Kommentar-Embedding des naiven Modells

In [ ]:
Image(os.path.join("images", "naive_model_comment_embedding.png"), width=WIDTH, height=HEIGHT)
Out[ ]:
, breos
 

Die gelben Punkte in der Abbildung oben sind die toxic Kommentare und die blauen Punkte sind die OK Kommentare.

Analyse unserer Kommentar-Embeddings

Man kann erkennen, dass die meisten Kommentare relativ gut voneinander separiert sind. Allerdings gibt es auch viele Kommentare in der Mitte, die nicht eindeutig voneinander getrennt wurden.
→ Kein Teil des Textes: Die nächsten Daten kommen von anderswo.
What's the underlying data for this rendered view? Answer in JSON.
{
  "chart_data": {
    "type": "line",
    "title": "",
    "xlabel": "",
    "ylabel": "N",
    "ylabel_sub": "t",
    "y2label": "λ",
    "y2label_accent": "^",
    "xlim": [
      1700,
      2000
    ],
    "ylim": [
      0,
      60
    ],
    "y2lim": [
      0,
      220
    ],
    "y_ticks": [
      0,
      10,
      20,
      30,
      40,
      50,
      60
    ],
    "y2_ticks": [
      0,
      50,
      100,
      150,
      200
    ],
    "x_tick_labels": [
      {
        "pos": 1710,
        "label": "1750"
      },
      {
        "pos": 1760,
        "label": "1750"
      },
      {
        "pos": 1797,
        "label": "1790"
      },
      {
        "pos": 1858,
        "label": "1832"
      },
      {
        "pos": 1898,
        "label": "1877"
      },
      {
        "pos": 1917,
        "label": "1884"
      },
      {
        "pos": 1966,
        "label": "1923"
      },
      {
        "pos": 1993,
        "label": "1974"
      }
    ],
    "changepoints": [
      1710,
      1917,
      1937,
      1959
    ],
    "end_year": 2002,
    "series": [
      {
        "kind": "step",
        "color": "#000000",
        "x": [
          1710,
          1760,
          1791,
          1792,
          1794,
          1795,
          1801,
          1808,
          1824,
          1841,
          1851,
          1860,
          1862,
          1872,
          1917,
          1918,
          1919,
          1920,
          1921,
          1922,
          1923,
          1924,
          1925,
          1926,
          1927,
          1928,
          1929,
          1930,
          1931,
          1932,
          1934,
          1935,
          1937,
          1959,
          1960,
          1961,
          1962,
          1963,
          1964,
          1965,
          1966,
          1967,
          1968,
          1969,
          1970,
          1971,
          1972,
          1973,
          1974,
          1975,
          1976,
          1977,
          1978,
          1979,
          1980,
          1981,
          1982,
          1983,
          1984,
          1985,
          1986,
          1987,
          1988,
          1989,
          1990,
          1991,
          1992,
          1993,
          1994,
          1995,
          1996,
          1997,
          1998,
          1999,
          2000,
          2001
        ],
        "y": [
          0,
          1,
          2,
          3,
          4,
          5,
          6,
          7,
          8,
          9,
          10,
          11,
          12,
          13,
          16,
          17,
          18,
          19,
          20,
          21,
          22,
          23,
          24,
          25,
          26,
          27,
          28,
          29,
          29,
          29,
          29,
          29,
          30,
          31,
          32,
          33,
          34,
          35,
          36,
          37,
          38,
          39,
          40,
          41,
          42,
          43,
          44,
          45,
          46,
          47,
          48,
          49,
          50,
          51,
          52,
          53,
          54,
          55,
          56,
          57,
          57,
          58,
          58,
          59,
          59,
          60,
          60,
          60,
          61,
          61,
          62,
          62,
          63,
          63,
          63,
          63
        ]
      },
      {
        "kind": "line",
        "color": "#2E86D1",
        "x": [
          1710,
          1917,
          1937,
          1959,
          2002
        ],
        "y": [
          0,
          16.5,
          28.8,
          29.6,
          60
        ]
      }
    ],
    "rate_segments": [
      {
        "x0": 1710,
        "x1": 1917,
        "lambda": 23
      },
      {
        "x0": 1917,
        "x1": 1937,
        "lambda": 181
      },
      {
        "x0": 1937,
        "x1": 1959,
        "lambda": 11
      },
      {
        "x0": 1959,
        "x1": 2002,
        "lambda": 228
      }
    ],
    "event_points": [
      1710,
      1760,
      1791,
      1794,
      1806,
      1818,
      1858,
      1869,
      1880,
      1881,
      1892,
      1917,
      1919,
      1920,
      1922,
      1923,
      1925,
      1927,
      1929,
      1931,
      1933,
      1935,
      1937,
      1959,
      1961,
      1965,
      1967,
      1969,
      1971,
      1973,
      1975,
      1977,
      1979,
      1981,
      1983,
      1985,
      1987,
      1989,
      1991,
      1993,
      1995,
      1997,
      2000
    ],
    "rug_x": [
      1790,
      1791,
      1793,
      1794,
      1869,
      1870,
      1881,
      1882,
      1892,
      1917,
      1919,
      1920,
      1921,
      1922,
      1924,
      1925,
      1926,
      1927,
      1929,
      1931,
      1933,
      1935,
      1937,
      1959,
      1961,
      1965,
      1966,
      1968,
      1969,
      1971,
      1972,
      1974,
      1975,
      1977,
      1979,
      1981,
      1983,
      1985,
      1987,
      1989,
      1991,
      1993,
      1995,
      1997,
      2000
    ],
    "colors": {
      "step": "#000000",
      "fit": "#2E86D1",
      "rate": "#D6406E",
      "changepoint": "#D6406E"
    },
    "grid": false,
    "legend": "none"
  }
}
Teilweise sind das Kommentare, die selbst von Menschen nicht eindeutig als OK oder toxic eingestuft werden konnten. Da diese Kommentare target scores von rund 0,5 haben. Zur Erinnerung: Die target score ist der Anteil an Menschen, die einen Kommentar als toxic eingestuft haben, während der Datensatz erstellt wurde. Wenn die target score also um 0,5 liegt, dann war man sich nicht wirklich einig, ob der Kommentar OK oder toxic ist. Deshalb ist es logisch, dass unser Modell Schwierigkeiten hat, jene Kommentare zu klassifizieren.

Eine Möglichkeit, dieses Problem zu umgehen, wäre die Aufgabenstellung in der zugehörenden Kaggle Challenge zu ändern und nicht mehr Kommentare als entweder OK oder toxic zu klassifizieren, sondern die target score vorherzusagen. Wahrscheinlich würde unser Modell dann befriedigende Ergebnisse erzielen, da wir dem Modell mehr Freiheiten geben würden. Ob es bessere Ergebnisse als unser jetziges Modell liefern wird, kann man allerdings nicht vorhersagen, da wir dann nicht mehr ein Klassifikationsproblem, sondern eine Regressionproblem lösen müssten und die Evaluierungsmetriken für Regressionen andere sind.

Zugegebenermaßen, gibt es Kommentare in der Mitte der obigen Visualisierung, die relativ eindeutige target scores haben, also entweder target scores gegen 1 oder gegen 0. Wie bereits oben erwähnt, könnten die Gründe hierfür sein: Die Modellarchitektur ist nicht gut genug oder wir hatten nicht genug Daten zur Verfügung.

Zusammenfassung

In diesem Blogpost haben Sie gelernt, wie man Embeddings visualisieren kann. Während es für unser Modell sehr schwierig war, eigentlich positiv wirkende Wörter wie awesome, fantastic und great zu embedden, war es trotzdem in der Lage, Schimpfwörter zu embedden. Darüber hinaus sieht es so aus, als ob es die meisten OK Kommentare von den toxic Kommentaren separieren kann. Allerdings hatte es Schwierigkeiten, Kommentare mit einem target score von 0,5 voneinander zu unterscheiden.